Following up on the previous post about discipline, I think another reason for discipline is that it’s necessary to achieve mastery. I was reminded of this while reading Artful Making, by Robert Austin and Lee Devin. They relate the process of management to the making of collaborative art, such as putting a play together. I’ll review the book in a future post, but the point that struck me was their emphasis on iterations – trying things over and over again in different ways to see what works and what doesn’t.
Their description reminded me of being in the chorus. There’s always a rehearsal or two in the middle of preparing for a concert where it gets really tedious – we’re past the point of learning the notes but not quite to the point of making music. The notes are there, but they’re not quite locked down to the point where we can forget about them and concentrate on the higher level music. So we have to run parts over and over again until it becomes automatic. It’s boring, it’s annoying, but it’s necessary to get to the point where we’re not singing notes, but making music.
This relates back to my theory of cognitive subroutines. When we do something over and over again, we’re ingraining it deep into our brain so that it can be handled unconsciously, leaving our limited conscious brain to concentrate on other things. While the adage says “Practice Makes Perfect”, my music teachers told me that it should be “Practice Makes Permanent”. If we do something enough times the same way, we’ll do it automatically without thinking about it.
Why is it necessary to be able to accomplish the task unconsciously? So that we can think about other things. In chorus, it’s only when I can sing the notes automatically that I can pay attention to the lyrics and the musical shape. In volleyball, I have to be able to hit the ball consistently and automatically before I can start paying attention to reading the court and “hit ’em where they ain’t”. In frisbee, I have to be able to make the throw without thinking before I can start reading the field and figure out how to beat the defense. And then, all of these can be taken one step further when that level of expertise is mastered (but I haven’t gotten there myself).
This idea of mastery is also covered by Gary Klein’s Sources of Power, where he describes how firefighters make rapid and correct decisions in the field. They have been in so many situations that they know what to look for at an unconscious level, and thus can react immediately.
The key to this level of mastery is the iterations. It’s doing it over and over again until the reactions become automatic. It’s being in the situation enough times that you’ve seen everything that can happen and know how to react. When you’ve played a game enough times, whether it be hearts or World of Warcraft, you won’t be surprised by most situations that occur – you’ve confronted the situation before, tried a few different responses, found one that worked, and now use it without thinking in that situation, leaving your brain to concentrate on other goals.

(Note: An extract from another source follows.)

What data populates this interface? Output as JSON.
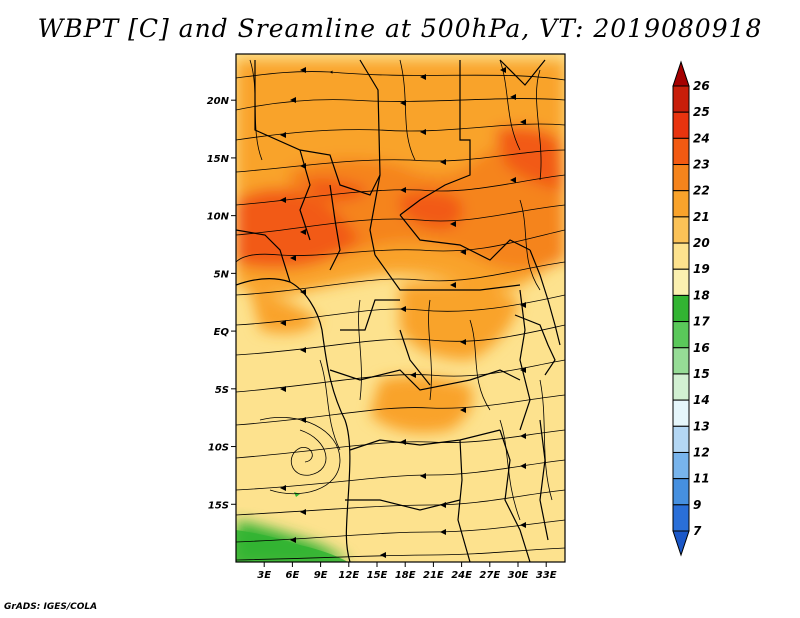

Doing something enough times to lock it in at an unconscious level is tedious. It’s not fun, whether it’s practicing that scale on the violin or doing volleyball drills or writing code. And that’s where the discipline comes in. It’s being able to push through the iterations, to deliberately practice, to get to that next level. And the iterations can’t be done mindlessly – you have to know what results you are planning to achieve. To push through those iterations requires a level of passion, a desire to be the best. Passion enables discipline which enables mastery.
Now I just need to figure out what I feel passionate enough about to push through to the next level. Or learn some discipline.
P.S. Along those lines, Scott Berkun posted an essay yesterday on How to stay motivated. I really like Berkun’s writing, like his previous book on The Art of Project Management, so I wanted to give a shout-out about his new book on The Myths of Innovation, which is winging its way to me from Amazon right now.